What this means? The Court’s most common split vote this term was six justices in the majority and three justices in dissent. The most frequent six justices in the majority were the Court’s conservative justices and the most frequent in the dissent were the three liberal justices.
Why this matters? The Court’s biggest cases came in the 2021/2022 Term came down to this vote. This includes Dobbs (abortion), NY Rifle (guns), Kennedy and Carson (religious liberty) and WV v. EPA (Clean Air Act). When at least five of the conservative justices voted together there was no opposing vote that could decide the outcome to a case. These big cases though all had a supermajority of six votes.

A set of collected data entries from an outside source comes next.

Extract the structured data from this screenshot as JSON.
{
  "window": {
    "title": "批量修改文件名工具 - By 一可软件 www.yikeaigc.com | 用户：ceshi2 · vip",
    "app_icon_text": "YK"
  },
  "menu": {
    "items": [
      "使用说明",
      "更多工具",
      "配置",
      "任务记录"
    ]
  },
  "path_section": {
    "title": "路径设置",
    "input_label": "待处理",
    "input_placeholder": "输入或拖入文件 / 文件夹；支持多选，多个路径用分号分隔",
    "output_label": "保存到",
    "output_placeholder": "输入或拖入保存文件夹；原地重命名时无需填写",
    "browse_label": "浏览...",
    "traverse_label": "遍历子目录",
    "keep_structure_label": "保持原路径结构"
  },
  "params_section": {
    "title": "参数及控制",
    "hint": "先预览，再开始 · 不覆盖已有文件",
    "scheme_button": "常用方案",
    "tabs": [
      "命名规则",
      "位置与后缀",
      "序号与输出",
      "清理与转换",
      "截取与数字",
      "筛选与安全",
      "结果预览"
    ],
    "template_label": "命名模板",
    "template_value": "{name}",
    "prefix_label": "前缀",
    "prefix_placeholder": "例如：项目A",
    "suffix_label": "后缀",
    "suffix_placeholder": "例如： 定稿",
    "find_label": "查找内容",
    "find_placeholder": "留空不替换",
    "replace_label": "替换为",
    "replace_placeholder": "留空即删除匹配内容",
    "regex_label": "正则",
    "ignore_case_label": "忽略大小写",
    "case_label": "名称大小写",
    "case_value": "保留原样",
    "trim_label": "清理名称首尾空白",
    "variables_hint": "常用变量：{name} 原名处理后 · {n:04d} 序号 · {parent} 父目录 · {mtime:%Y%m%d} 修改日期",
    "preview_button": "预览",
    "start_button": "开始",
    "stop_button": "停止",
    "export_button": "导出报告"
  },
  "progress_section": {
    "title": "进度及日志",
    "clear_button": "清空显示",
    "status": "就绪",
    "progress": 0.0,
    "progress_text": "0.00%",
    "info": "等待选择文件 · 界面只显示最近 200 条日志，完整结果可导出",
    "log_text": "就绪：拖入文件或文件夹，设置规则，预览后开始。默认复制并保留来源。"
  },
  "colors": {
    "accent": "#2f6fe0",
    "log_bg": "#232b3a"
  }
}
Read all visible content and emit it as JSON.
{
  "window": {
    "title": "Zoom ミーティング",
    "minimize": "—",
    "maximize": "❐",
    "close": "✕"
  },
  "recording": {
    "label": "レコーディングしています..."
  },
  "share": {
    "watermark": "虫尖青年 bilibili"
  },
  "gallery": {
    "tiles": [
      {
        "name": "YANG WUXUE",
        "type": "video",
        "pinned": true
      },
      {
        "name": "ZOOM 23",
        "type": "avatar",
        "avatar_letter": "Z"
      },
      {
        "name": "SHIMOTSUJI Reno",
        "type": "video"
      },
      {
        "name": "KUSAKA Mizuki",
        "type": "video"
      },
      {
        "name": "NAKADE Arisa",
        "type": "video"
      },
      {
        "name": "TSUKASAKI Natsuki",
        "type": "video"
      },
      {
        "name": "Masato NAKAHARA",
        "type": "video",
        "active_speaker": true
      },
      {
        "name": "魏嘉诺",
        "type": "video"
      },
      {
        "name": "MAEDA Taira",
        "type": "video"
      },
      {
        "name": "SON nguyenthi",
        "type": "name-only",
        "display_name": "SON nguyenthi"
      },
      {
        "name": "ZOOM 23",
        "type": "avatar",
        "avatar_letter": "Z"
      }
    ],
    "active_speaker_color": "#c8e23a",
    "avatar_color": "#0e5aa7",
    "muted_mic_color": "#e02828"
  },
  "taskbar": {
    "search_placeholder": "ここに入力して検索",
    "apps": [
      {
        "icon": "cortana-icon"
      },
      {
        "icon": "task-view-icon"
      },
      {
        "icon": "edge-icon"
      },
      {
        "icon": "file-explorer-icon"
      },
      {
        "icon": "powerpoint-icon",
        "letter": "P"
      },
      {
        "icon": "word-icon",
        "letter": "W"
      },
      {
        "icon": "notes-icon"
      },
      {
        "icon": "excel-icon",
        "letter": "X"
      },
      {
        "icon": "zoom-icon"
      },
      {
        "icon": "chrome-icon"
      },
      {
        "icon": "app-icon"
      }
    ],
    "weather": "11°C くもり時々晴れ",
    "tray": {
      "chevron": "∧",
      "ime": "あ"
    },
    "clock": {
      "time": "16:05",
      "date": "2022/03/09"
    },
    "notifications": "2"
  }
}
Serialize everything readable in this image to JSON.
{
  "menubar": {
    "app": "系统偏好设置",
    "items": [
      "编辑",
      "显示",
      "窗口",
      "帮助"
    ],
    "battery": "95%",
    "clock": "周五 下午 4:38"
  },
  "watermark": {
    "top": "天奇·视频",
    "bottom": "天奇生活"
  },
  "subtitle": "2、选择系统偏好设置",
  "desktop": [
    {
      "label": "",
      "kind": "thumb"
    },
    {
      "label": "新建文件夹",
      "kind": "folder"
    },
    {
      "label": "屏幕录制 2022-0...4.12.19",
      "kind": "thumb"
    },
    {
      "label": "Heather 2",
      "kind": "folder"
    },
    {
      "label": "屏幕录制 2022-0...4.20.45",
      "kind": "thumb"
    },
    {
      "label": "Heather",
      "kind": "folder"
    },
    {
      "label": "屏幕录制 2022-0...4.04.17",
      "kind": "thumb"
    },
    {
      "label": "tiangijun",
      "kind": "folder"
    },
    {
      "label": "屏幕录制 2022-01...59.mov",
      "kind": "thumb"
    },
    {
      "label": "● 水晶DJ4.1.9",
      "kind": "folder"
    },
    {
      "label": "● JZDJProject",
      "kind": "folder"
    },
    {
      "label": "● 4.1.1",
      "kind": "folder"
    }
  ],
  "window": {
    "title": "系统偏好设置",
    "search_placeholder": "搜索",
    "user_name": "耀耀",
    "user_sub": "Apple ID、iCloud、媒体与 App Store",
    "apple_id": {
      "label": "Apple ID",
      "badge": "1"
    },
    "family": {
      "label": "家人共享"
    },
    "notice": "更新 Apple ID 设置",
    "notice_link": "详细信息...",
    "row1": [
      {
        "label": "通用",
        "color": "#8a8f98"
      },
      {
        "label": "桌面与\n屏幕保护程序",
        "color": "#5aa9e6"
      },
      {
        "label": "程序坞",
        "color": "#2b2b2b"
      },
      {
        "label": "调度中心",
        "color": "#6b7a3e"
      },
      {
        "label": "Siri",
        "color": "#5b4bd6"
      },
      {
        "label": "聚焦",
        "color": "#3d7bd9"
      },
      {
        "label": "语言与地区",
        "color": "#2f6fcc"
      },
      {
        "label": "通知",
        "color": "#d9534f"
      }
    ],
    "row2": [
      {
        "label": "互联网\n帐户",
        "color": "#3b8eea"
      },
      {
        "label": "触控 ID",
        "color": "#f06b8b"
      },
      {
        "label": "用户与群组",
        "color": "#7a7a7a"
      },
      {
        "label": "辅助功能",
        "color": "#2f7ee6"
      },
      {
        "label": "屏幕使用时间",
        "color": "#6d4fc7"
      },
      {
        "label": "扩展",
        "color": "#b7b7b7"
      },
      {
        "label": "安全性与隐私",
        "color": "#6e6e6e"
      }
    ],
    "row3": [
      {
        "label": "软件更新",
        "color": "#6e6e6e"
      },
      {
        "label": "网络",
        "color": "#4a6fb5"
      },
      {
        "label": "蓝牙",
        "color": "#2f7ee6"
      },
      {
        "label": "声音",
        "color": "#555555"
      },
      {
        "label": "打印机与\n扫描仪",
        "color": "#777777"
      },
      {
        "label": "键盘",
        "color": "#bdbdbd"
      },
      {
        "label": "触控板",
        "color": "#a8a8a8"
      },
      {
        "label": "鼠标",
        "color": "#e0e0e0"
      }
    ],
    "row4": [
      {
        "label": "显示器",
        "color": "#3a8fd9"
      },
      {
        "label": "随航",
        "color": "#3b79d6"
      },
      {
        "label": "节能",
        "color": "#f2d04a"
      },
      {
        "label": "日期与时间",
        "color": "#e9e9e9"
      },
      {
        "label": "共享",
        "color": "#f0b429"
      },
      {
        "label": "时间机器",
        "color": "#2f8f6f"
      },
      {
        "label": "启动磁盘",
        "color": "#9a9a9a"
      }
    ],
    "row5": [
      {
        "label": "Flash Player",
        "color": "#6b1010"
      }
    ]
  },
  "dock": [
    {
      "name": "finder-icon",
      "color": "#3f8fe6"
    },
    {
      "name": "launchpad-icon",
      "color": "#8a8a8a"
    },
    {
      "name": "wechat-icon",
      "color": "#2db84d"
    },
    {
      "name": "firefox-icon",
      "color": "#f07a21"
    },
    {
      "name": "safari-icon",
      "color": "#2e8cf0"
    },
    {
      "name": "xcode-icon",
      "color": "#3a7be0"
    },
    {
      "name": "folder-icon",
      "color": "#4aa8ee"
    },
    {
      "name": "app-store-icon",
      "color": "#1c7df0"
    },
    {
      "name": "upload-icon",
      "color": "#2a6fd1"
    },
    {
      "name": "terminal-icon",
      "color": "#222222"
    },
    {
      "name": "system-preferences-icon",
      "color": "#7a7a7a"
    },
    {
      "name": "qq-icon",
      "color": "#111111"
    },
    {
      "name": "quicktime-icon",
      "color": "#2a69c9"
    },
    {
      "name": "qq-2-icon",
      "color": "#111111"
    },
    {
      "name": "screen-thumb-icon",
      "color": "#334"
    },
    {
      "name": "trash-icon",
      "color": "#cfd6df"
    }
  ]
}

What do the numbers show? 13 of the 18 six to three decisions this term came down along ideological lines. This is up from 10 of 18 six to three decisions last term. Last term also had much less ideologically charged cases on the docket with the biggest cases dealing with voting rights issues (Brnovich), campaign donations (Americans for Prosperity Foundation), and unions (Cedar Point).
What’s the 5-4 piece? Prior to Justice Barrett joining the Court for the 2020 term, the Court had four liberal justices (then including Justice Ginsburg). Prior to Barrett joining the Court, the last major shift was when Justice Kennedy departed at the end of the 2017 term and Justice Kavanaugh was confirmed in his place. In Justice Kennedy’s last term though 74% of the 5-4 cases came out in the conservative justices favor with no 5-4 cases decided in the liberal justices’ favor (the other 26% of 5-4 decisions came down along mixed ideological lines). In the three terms preceding 2017 though the liberal justices secured more than 50% of the 5-4 decisions.
What does this mean moving forward (strategic retirements)? There is no end in sightfor this conservative supermajority. Justice Thomas is the oldest justice on the Court at 74 and Justice Alito is the second oldest justice at 72. Justice Breyer just retired at age 83 and Justice Stevens lasted on the Court until he was 90. Also, many justices including Breyer, strategically plan their retirements for when a like-minded president is in office. Breyer waited for Biden, Kennedy for Trump, Souter, Stevens for Obama, etc. If the Court’s conservative justices can hold out until the next Republican President then they can continue to secure a supermajority vote on the Court for the foreseeable future.